1. A compound TU-BDN, characterized in that, The molecular formula is C 20 H 14 N4O5S, chemical structural formula is: 。 2. The method for preparing the compound TU-BDN as described in claim 1, characterized in that, Includes the following steps: Add 3,5-dinitrobenzoyl chloride dropwise to a dry acetone solution of potassium thiocyanate. After the addition is complete, heat to reflux under nitrogen protection and maintain reflux for 1.5-2.5 h. After cooling the resulting reaction solution to room temperature, add 2-aminobiphenyl, heat to reflux again, and maintain reflux for 8-10 h. After cooling to room temperature, pour into crushed ice, allow to stand to precipitate, filter, and dry to obtain crude product. Recrystallize the crude product from ethanol to obtain TU-BDN.

3. The method for preparing the compound TU-BDN as described in claim 2, characterized in that, The molar ratio of potassium thiocyanate to 3,5-dinitrobenzoyl chloride is 6:(3-5); 9.1 mL of dry acetone is used for every 1 mmol of potassium thiocyanate.

4. The method for preparing the compound TU-BDN as described in claim 2, characterized in that, The molar ratio of potassium thiocyanate to 2-aminobiphenyl is 6:(3-5).

5. The use of the compound TU-BDN as described in claim 1 in the preparation of a medicament for the prevention or treatment of toxoplasmosis infection.

6. The use of the compound TU-BDN as described in claim 5 in the preparation of a medicament for the prevention or treatment of toxoplasmosis infection, characterized in that, The drugs mentioned for preventing or treating Toxoplasma gondii infection are drugs that inhibit the ability of Toxoplasma gondii to lyse cells.

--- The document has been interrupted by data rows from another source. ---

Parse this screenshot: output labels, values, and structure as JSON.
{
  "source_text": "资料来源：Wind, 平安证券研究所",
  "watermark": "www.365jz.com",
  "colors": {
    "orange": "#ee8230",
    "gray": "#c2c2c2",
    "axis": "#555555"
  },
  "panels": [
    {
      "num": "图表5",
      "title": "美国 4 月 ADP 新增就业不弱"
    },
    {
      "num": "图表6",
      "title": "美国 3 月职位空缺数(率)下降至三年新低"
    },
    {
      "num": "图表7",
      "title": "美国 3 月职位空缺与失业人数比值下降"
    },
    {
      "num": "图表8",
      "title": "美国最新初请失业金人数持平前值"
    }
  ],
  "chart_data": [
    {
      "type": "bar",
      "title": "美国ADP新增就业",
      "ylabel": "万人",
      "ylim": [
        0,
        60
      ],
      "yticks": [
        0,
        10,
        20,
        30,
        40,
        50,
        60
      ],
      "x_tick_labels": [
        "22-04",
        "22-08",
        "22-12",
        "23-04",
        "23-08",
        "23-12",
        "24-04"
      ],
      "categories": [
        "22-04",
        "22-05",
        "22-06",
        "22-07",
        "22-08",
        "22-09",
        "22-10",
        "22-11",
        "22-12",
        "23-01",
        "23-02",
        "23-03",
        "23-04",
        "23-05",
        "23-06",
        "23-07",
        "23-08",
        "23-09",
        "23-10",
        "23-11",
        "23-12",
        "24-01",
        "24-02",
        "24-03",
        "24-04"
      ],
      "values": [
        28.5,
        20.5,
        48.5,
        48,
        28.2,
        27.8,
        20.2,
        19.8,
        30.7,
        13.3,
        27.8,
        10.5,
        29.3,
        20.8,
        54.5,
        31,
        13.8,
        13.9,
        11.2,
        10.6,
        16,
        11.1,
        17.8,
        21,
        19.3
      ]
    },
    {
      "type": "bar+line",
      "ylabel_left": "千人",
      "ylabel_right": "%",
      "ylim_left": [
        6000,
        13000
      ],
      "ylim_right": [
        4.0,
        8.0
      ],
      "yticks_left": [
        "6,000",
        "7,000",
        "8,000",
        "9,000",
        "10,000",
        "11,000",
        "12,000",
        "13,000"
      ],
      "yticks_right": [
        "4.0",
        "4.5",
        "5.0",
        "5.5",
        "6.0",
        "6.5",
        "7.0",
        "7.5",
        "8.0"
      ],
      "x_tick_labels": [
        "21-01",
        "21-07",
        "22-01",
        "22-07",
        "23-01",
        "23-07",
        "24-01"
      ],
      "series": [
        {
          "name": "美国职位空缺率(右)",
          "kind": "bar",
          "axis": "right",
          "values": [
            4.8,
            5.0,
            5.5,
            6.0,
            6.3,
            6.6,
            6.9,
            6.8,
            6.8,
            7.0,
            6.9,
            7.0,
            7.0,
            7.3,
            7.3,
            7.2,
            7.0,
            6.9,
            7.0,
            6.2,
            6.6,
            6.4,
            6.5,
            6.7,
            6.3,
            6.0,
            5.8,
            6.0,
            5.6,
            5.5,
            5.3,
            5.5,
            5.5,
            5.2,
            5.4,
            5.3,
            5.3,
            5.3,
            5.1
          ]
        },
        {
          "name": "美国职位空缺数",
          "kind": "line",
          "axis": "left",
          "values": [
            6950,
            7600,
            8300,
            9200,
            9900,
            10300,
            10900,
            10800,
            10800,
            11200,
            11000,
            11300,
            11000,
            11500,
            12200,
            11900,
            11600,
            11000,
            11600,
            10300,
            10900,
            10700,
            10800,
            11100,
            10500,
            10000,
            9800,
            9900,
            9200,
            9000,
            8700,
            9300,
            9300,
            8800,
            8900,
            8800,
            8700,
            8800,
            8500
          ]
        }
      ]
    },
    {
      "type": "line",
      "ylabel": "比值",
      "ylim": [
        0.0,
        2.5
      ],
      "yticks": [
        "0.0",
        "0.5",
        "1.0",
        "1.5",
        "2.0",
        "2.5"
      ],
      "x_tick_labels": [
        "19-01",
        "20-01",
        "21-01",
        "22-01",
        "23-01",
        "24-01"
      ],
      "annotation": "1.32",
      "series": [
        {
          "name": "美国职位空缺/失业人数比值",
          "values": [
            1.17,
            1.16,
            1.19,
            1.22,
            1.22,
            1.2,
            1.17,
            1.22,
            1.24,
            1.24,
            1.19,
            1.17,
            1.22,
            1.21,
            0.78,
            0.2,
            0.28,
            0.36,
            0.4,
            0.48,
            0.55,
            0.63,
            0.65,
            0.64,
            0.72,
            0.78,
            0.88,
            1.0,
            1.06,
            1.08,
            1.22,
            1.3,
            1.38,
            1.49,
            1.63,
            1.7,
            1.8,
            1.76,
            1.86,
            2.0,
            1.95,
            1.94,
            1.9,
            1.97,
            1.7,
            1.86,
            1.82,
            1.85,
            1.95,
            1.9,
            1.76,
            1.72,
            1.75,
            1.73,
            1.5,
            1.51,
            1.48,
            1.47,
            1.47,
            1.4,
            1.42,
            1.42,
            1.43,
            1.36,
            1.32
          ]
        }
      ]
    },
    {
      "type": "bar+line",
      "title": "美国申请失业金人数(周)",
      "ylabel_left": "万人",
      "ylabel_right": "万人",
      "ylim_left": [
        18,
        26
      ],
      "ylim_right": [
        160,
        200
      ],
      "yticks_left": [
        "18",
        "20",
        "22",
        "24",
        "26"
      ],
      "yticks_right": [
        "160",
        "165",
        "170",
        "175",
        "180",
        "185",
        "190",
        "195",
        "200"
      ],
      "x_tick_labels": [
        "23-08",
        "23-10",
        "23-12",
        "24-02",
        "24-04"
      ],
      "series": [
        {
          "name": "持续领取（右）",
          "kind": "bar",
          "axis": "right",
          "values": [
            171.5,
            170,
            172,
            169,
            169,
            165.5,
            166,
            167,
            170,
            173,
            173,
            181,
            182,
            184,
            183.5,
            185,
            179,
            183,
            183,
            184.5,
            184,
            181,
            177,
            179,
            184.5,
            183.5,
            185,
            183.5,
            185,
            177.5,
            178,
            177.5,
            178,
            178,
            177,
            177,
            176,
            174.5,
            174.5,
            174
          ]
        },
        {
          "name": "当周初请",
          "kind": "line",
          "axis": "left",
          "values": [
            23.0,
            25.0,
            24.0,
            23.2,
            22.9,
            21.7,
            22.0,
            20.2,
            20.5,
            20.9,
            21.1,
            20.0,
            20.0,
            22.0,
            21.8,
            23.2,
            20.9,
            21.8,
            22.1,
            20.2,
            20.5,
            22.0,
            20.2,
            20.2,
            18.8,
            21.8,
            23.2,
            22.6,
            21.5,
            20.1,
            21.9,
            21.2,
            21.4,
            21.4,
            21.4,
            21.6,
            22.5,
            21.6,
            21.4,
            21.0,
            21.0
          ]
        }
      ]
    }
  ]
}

7. The use of the compound TU-BDN as described in claim 5 in the preparation of a medicament for the prevention or treatment of toxoplasmosis infection, characterized in that, The drugs mentioned for preventing or treating toxoplasmosis infection are drugs that inhibit the invasion and proliferation of Toxoplasma gondii.

8. The use of the compound TU-BDN as described in claim 5 in the preparation of a medicament for the prevention or treatment of toxoplasmosis infection, characterized in that, The TU-BDN at 3.231 μM showed a 50% inhibitory effect on Toxoplasma gondii.

9. A composition for the prevention or treatment of toxoplasmosis infection, characterized in that, The active ingredient of the composition includes the compound TU-BDN as described in claim 1.

10. The composition for preventing or treating toxoplasmosis infection as described in claim 9, characterized in that, The composition further includes one or more pharmaceutically acceptable carriers, said carriers comprising one or more of the following: diluents, wetting agents, binders, disintegrants, lubricants, flavor and color modifiers, solvents, solubilizers, cosolvents, emulsifiers, antioxidants, metal complexing agents, preservatives, pH adjusters, surfactants, excipients, fillers, and synergists.